Just months out from state and federal budgets being handed down, there will be a lot of discussion in the lead up on priorities for agriculture.
I have no doubt that many of those conversations will be focused on roads and infrastructure - and so they should be.
In late 2022, Grain Producers SA consulted grain producers, truck drivers and community members to establish a list of the top 10 Worst Grain Roads.
One of those top 10 roads is based in the South East and this key route is continually getting worse as it continually gets neglected.
Frances Road runs for 76 kilometres from south of Bordertown to Hynam, through Frances and several small towns.

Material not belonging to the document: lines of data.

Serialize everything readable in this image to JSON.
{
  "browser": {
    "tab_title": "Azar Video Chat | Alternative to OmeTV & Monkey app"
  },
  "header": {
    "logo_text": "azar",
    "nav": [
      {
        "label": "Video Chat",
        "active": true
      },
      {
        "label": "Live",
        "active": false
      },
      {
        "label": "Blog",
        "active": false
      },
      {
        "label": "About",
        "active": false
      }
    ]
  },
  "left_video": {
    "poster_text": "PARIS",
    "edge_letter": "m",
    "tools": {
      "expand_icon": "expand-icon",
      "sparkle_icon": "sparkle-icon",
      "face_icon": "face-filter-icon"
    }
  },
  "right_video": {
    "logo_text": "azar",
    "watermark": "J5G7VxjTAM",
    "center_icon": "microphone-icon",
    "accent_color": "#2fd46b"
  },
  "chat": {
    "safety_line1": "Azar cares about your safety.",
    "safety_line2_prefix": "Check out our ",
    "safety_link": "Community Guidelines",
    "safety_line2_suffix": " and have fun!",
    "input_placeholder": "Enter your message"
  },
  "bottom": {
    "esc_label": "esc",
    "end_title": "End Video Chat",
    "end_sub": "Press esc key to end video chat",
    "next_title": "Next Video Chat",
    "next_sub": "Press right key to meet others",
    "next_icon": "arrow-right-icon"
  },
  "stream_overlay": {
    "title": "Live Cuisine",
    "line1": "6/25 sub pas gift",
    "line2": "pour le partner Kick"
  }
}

As a main grain route during harvest, many respondents to GPSA's Worst Grain Roads campaign called the road "rough", "narrow" and "unsafe", with the deteriorating condition of the road causing trucks and their trailers to pitch and bounce dangerously.
Local grain producers describe it as "one of the most poorly maintained sealed roads anywhere" and "because it is not a highway it doesn't get the attention it needs".
I recently visited this stretch of road and its surface is undulating, particularly towards the Victorian border, and it's very skinny in parts.
There has been a small section of surface upgrading as you enter Frances Road from Bordertown but it doesn't last long.
Chatting to a local grain producer during the visit, he told me that hitting some of the road patches in a truck is "like hitting a motorcross jump".
Frances Road is a major freight route to local grain delivery points, farms and seed cleaning sheds at Frances, Wolseley, Bordertown, Naracoorte and more.
It's hard to fathom that this road isn't getting the attention it needs.
A Grattan Institute Report released in late 2023 titled 'Potholes and Pitfalls' found an extra one billion dollars in funding from the federal government is needed each year to fix local roads across Australia.
The report found about 20 per cent of the cost of a road is in the construction, and the rest of the costs are the whole of life costs.
But when governments make decisions to invest, they often don't take account of the whole of life costs.
In time the usage of roads, particularly by heavy vehicles that do almost all the damage, has increased. Whereas the spending on maintenance has not increased.
The South Australian grain industry, whichy delivers about $4 billion to the state's economy annually, deserves a smoother surface to market. Let's hope the state and federal Budget delivers just this.